My question is why the medical profession and big pharma will not give consideration to treating cancer naturally or at least incorporate natural supplements and not just close the door. Sadly it seems the love of the almighty dollar has distorted things just a bit.
Do not be surprised when in the not to distant future we will be unable to purchase vitamins in the U.S., such as vitamin c for example, without a prescribtion. CODEX is already controlling a lot of this internationally and it’s just a matter of time until those dollar signs trigger a new era in the U.S. which is already a signatory but it is not enforced…yet.
Sure we are all familar with the saying “an ounce of prevention is worth a pound of cure,” and this is so very true, especially concerning cancer. It is much easier to prevent a disease than to cure it and cancer is no exception. All the processed food out there full of preservatives is not only void of nutrients but in many cases is harmful. Companies advertise we can our daily dose of certain vitamins and minerals with their product so we think it’s healthy. Certain fast foods should least have warnings on the wrapper/box that read “this may cause bad things.” Organic foods are great option for a nutricious lifestyle if one can afford it.

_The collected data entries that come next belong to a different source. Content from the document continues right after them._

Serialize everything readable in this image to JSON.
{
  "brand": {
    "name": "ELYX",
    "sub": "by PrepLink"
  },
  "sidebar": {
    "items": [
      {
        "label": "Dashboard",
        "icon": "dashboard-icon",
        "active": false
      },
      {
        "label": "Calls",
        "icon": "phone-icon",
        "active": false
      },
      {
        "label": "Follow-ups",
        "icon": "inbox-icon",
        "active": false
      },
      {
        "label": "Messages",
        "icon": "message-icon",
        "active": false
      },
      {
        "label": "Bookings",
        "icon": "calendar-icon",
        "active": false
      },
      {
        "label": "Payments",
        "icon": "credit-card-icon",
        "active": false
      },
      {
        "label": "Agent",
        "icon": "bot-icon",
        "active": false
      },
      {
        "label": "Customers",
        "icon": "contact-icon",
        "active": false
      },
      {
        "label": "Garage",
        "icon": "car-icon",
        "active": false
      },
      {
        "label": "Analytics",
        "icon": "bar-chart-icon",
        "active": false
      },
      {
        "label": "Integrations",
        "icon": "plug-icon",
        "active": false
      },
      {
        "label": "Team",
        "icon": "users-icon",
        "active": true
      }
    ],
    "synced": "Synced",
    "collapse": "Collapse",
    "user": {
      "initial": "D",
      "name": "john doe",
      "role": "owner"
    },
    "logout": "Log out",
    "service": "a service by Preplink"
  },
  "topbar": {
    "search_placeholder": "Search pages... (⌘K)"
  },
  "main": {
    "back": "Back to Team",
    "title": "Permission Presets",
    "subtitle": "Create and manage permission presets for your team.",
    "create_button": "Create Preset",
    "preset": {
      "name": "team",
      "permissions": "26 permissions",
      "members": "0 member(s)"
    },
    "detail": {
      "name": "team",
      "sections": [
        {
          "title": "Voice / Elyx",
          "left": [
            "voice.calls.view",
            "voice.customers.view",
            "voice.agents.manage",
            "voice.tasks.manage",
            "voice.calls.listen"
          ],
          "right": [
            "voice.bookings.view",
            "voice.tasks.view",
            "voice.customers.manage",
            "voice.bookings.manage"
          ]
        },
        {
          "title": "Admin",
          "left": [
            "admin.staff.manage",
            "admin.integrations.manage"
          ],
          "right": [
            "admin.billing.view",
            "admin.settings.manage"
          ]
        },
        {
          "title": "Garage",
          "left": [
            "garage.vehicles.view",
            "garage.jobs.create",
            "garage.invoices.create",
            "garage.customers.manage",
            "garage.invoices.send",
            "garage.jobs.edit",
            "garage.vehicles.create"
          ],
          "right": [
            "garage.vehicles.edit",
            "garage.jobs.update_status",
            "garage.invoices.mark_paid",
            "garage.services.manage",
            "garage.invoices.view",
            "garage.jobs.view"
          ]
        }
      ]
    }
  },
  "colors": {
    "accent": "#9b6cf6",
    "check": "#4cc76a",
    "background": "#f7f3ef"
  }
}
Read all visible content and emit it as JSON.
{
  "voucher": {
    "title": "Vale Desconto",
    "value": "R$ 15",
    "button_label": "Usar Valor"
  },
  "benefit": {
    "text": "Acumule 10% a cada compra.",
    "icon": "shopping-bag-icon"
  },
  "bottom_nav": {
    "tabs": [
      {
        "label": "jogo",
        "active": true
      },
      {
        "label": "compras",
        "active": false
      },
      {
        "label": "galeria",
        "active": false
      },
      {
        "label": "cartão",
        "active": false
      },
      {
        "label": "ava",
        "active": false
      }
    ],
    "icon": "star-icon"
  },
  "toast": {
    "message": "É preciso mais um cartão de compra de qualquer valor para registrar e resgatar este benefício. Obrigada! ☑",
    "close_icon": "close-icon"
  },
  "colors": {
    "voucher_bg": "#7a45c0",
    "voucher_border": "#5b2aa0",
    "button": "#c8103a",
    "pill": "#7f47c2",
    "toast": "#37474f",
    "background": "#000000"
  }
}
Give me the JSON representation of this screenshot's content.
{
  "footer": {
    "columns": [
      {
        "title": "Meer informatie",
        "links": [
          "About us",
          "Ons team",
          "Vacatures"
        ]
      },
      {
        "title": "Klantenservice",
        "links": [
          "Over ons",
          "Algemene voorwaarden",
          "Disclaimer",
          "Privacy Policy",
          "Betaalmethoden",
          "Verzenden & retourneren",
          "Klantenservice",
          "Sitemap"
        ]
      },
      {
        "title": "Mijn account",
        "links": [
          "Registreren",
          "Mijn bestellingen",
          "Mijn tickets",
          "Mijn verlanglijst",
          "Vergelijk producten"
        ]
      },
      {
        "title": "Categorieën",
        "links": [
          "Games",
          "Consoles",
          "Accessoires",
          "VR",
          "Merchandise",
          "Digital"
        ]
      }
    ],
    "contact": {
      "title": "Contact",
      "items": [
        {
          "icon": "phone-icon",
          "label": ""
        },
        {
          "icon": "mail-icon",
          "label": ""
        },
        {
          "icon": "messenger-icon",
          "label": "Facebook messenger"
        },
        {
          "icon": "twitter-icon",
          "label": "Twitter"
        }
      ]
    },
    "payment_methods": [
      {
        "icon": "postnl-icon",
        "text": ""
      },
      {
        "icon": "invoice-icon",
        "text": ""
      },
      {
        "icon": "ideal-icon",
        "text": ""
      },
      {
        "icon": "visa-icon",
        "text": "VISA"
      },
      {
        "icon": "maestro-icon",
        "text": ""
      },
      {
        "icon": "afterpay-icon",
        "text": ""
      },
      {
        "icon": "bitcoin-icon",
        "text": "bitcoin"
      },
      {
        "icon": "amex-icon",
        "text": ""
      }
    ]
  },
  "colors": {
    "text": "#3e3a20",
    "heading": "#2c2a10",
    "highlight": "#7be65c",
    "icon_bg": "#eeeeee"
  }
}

We need to focus on what we can do to prevent cancer. Just as it is wise to use preventative measures in other areas of our life, this isn’t any different. This is not meant to bring doom and gloom but don’t fall into the trap of “this will never happen to me.”
Without going into a big dissertation about cancer but very simply, cancer starts at the cellular level. Our immune system plays a vital role in preventing cancer by destroying invading pathogen’s. With this in mind it makes sense to make sure our cells have the nutrients needed, be oxygenated and our immune system is balanced so that the antibodies hit the right target to wipe out the invader.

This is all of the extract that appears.